It's been nearly four weeks since President Trump called on Americans to practice social distancing to limit the spread of the new coronavirus—and the big question on everyone's mind this week is: When will we get back to "normal"?
Covid-19 weekly update: What health care leaders need to know (global edition)
While federal guidance currently calls for social distancing through April 30, many modeling projections suggest Americans could be sheltering at home through the end of May or longer. And while many Americans are feeling the strain of staying at home and limiting their contact with friends and family, experts say that even after official social distancing measures and stay-at-home orders are lifted, "normal" life may look very different.
Here are four ways life could change in a post-Covid-19 world.
1. Greater surveillance to monitor public health outbreaks
As Axios' Bryan Walsh notes, tracing the contacts of Covid-19 patients is essential to halting the virus' spread, as it allows people at high risk of infection to proactively self-isolate.

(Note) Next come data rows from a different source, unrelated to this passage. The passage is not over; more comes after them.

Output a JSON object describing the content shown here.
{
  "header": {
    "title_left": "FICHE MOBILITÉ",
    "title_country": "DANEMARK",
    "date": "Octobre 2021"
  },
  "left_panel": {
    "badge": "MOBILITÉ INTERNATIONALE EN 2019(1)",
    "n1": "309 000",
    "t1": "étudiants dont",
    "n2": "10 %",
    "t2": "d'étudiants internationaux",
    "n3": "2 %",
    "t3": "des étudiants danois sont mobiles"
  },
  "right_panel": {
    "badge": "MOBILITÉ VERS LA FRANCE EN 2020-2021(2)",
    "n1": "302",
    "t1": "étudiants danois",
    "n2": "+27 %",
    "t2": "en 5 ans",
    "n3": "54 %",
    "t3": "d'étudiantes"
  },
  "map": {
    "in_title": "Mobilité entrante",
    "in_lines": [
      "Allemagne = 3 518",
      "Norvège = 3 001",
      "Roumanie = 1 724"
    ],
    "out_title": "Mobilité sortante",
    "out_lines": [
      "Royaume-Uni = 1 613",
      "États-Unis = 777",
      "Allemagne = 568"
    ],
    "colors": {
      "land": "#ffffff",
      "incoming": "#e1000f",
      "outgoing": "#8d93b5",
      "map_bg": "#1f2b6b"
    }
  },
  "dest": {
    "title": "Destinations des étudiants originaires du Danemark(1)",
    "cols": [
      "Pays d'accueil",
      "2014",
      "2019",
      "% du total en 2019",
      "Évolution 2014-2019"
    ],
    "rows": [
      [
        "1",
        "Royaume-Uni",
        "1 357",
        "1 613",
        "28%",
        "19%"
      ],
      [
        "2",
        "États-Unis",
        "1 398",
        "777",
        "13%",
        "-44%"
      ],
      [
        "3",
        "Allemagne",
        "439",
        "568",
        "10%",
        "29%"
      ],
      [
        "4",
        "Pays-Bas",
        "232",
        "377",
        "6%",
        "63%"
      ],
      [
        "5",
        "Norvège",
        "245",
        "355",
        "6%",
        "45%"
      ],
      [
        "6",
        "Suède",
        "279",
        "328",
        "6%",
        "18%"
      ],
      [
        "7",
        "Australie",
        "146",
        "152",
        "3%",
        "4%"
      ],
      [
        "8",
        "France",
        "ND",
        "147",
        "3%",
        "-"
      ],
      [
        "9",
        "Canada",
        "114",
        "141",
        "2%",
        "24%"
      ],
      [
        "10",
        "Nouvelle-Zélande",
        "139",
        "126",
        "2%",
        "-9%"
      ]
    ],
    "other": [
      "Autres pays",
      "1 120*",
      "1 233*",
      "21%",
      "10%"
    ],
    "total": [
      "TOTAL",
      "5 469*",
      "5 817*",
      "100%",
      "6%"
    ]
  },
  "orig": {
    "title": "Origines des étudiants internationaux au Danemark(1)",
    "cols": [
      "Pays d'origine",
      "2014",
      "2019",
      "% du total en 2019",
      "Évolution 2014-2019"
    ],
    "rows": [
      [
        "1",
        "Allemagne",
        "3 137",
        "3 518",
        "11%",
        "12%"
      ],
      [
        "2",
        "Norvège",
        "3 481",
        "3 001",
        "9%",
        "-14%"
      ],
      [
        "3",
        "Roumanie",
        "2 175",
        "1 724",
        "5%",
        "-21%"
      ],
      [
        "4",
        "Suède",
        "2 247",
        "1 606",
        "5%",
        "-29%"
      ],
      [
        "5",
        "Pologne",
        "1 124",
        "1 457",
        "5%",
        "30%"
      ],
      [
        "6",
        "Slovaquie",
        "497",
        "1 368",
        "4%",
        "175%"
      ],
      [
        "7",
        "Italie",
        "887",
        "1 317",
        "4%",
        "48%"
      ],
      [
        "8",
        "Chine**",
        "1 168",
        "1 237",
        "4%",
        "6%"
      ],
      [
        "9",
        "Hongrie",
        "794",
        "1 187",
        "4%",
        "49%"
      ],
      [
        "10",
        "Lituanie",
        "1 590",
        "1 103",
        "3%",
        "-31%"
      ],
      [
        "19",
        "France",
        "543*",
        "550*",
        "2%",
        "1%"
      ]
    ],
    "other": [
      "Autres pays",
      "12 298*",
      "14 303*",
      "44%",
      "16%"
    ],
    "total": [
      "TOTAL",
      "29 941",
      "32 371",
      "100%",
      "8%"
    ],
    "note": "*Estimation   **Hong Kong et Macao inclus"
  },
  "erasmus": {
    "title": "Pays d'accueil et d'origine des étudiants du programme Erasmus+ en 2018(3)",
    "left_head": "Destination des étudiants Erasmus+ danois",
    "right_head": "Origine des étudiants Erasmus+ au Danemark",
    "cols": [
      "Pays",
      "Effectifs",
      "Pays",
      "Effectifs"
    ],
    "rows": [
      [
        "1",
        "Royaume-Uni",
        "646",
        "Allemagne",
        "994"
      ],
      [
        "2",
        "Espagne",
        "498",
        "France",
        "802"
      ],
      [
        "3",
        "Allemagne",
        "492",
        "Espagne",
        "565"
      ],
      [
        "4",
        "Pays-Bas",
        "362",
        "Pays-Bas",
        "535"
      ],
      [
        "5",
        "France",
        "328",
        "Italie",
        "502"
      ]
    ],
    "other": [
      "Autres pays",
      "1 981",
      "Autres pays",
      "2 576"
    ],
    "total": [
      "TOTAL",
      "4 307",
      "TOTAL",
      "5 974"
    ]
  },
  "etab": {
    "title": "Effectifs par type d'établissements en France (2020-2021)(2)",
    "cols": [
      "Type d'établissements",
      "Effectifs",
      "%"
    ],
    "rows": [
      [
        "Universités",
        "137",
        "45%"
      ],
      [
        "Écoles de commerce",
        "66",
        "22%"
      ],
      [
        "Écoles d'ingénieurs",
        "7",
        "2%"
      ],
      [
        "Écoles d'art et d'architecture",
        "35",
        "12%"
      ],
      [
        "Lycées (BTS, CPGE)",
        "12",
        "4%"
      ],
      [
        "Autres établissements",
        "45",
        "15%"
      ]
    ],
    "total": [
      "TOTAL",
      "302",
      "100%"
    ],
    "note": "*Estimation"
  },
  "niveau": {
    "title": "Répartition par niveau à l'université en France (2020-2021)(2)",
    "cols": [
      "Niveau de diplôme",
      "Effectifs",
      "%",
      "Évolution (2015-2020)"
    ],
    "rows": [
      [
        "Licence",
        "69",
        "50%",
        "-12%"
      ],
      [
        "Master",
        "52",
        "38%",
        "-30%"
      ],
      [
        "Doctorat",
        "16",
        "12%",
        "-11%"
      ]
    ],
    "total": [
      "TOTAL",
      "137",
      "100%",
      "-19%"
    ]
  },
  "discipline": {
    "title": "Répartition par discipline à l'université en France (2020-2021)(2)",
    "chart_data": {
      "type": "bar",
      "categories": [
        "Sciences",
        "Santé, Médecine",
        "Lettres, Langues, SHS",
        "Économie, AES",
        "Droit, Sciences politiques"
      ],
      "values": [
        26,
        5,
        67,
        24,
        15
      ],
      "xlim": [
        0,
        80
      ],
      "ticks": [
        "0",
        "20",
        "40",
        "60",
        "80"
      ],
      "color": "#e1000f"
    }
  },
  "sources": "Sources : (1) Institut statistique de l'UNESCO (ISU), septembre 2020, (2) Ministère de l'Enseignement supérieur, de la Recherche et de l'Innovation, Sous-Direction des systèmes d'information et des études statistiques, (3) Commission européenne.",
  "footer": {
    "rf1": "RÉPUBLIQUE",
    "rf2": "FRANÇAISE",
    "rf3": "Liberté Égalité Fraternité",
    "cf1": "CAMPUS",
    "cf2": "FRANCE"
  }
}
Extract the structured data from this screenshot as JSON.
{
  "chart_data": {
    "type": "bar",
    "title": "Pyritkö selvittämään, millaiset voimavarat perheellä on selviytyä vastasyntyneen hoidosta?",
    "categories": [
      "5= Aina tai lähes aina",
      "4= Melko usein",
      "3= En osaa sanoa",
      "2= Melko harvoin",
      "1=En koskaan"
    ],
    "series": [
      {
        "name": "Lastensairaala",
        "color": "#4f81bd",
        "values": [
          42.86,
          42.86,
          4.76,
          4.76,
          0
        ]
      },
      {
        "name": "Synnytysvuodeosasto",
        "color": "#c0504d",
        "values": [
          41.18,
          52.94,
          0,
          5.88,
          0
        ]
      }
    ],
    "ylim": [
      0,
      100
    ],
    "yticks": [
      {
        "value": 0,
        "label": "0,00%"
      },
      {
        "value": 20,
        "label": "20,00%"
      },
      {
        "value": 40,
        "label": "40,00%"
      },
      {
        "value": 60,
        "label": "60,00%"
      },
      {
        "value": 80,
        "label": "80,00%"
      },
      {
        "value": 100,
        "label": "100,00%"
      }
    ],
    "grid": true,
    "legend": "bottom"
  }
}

But "contact tracing is laborious detective work, requiring doctors to locate suspected patients and reconstruct their movements and contacts going back days," Walsh writes. Those efforts can be further exasperated by lags in testing, such as those we've seen in the United States.
Experts say modern technologies, particularly smartphones, can make contact tracing easier by leveraging users' location data. Major companies like Google and Apple already are launching location-tracking initiatives—and in some cases are partnering with state and federal governments to screen patients, STAT News' Casey Ross writes. And Kinsa, a public health company, has been using its FDA-approved smart thermometer to track fevers across the country and create an early warning system, called U.S. Health Weather Map, that provides real-time data on locations with unusual levels of fever to predict outbreaks.
Americans historically have been wary of large-scale data-collection efforts, and privacy watchdogs already are raising concerns about how Big Tech companies may use the data being collected. Still, some experts predict Americans ultimately will come around to trading away some of their privacy for more effective health surveillance.
As an example, experts point to the way Americans allowed increased surveillance operations in the months and years following the Sept. 11, 2001, terrorist attacks. Glenn Cohen, a professor of health law policy and bioethics at Harvard University, told Ross, "We tend to accept what we live in as far as what privacy is, and once we're there, the status quo has a lot of power over us."
2. A shift to remote work—and telehealth
In response to the new coronavirus, workplaces across the country were forced to quickly revamp how they approach day-to-day work. Universities and public schools almost overnight leaned on teachers and administrators to launch online lessons, health care providers quickly scaled up their telehealth platforms, and businesses reconfigured workflows to allow for telecommuting.
Once those services are widely used, it may be hard to scale them back—and many businesses may be inclined to keep these new workplace flexibilities in place. As Karen Harris, a managing director at Bain's Macro Trends Group in New York, told Bloomberg's Enda Curran, "Once effective work-from-home policies are established, they are likely to stick."
Even the federal government could conduct more business online, according to Ethan Zuckerman, an associate professor of the practice in media arts and sciences at the Massachusetts Institute of Technology and director of the Center for Civic Media. Zuckerman told Politico Magazine, "[T]his is a great time for congresspeople to return to their districts and start the process of virtual legislating—permanently."
3. Fewer in-person interactions (and no handshakes)
Deborah Tannen, an author and professor of linguistics at Georgetown University, told Politico Magazine that the pandemic could make people more aware "that touching things, being with other people, and breathing the air in an enclosed space can be risky," and "[t]he comfort of being in the presence of others might be replaced by a greater comfort with absence, especially with those we don't know intimately."
Anthony Fauci, director of the National Institute of Allergy and Infectious Diseases, this week said handshakes in particular should be a thing of the past. "We don't need to shake hands. We've got to break that custom because, as a matter of fact, that is really one of the major ways that you can transmit a respiratory-borne illness," Fauci said.
4. A greater sense of community and appreciation for nature
Experts also believe the epidemic could nurture in people a deeper sense of community—and deeper appreciation for the outdoors.
When states first began issuing stay-at-home orders, many residents flocked to local, state, and national parks as a way to interact with others and leave the house. The surge in visitors prompted many state and national parks to close, but when they reopen, the heightened demand could remain.
Alexandra Lange, an architecture critic at Curbed, told Politico Magazine, "Society might come out of the pandemic valuing … big spaces [like public parks] even more, not only as the backdrop to major events and active uses, but as an opportunity to be together visually."
And while the pandemic has brought out the worst in some people, as evidenced by an increase in scams and hacks targeting Americans worried about the new coronavirus, there also are widespread reports of communities coming together to support their elderly neighbors by leaving groceries on doorsteps, to support health care workers by sending food and homemade face masks, and more.